The sound coming out from the BGVP NS9 is very genre-dependent, meaning on some tracks you get good results, on other tracks you want to get them out of your ears. Who does not like bass, right? But that amount of bass, not my taste. Even there are 7 BA’s for mids and treble combined, the bass is always the main actor in the game. Change On The Rise – Avi Kaplan, Bad Guy – Billie Eilish, two of my bass test tracks, my hand goes immediately to the volume knob of Tone2 Pro to decrease it. Now I know what bass head means 🙂
I love treble, controlled treble, gives more clarity and stage to a track as my perception, and more detail, with help of the upper-mids. On NS9 that treble can come forward sometimes depending on the track, which you enjoy, but most of the time struggles to rescue itself from the dominant lows.
I love balanced-sounding earphones, NS9 is not one of them. Mids are laid back, I mean way back. Now the good stuff, when there is no bass to overpower, vocals are good, but depending on the tonality of the singer, so there are exceptions. When there is no overwhelming bass, acoustic tracks (and maybe Jazz too, I never listen to) are enjoyable.
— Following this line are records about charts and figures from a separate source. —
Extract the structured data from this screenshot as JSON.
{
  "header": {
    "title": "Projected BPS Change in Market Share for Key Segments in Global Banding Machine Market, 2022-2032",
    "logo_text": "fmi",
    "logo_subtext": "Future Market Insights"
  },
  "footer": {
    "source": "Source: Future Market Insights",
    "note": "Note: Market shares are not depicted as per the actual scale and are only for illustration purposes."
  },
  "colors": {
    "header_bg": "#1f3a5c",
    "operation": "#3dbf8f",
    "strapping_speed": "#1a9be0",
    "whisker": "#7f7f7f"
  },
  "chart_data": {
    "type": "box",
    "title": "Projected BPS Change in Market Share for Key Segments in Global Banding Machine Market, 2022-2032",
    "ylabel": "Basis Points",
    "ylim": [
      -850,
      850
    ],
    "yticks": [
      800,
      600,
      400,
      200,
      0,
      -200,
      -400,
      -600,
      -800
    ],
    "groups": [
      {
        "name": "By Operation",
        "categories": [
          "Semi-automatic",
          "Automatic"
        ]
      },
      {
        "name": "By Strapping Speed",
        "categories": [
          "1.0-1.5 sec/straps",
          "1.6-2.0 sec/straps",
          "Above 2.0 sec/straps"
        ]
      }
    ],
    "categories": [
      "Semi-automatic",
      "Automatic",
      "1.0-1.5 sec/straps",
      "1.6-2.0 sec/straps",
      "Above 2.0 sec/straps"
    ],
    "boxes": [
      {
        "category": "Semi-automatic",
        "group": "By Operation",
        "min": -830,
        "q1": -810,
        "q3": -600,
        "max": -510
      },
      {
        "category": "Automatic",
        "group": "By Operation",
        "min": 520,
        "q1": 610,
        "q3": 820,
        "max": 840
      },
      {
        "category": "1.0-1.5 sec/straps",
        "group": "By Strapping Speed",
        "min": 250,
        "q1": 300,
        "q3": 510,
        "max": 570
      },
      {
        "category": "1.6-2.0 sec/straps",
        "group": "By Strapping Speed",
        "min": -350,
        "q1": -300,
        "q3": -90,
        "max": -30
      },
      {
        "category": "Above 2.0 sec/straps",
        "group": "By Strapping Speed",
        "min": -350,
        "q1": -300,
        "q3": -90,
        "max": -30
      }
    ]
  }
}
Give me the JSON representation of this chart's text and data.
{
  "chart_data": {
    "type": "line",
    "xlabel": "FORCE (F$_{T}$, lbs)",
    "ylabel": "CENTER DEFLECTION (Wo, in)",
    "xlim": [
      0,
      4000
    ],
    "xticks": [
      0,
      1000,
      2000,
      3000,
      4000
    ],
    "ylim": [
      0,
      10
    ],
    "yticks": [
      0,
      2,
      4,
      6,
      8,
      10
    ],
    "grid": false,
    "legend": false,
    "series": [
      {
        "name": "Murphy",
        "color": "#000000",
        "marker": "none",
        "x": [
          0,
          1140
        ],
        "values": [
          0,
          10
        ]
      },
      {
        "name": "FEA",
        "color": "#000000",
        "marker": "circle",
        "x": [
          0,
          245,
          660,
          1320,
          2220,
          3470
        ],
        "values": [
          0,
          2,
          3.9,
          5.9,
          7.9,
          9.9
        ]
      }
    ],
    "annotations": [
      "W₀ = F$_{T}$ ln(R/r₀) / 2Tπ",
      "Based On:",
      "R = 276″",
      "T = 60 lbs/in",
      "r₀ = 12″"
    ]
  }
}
Soundstage is above average, even better on some tracks, depending on the recording. Separation is good too, if! there is no bass to shadow the instruments of course.
Do you like deep, powerful, and heavy lows? You will be very happy with BGVP NS9 for sure. For the rest, there are better alternatives out there for sure.
I would like to thank HiFiGo for providing this review unit, it’s been a hard but honest journey.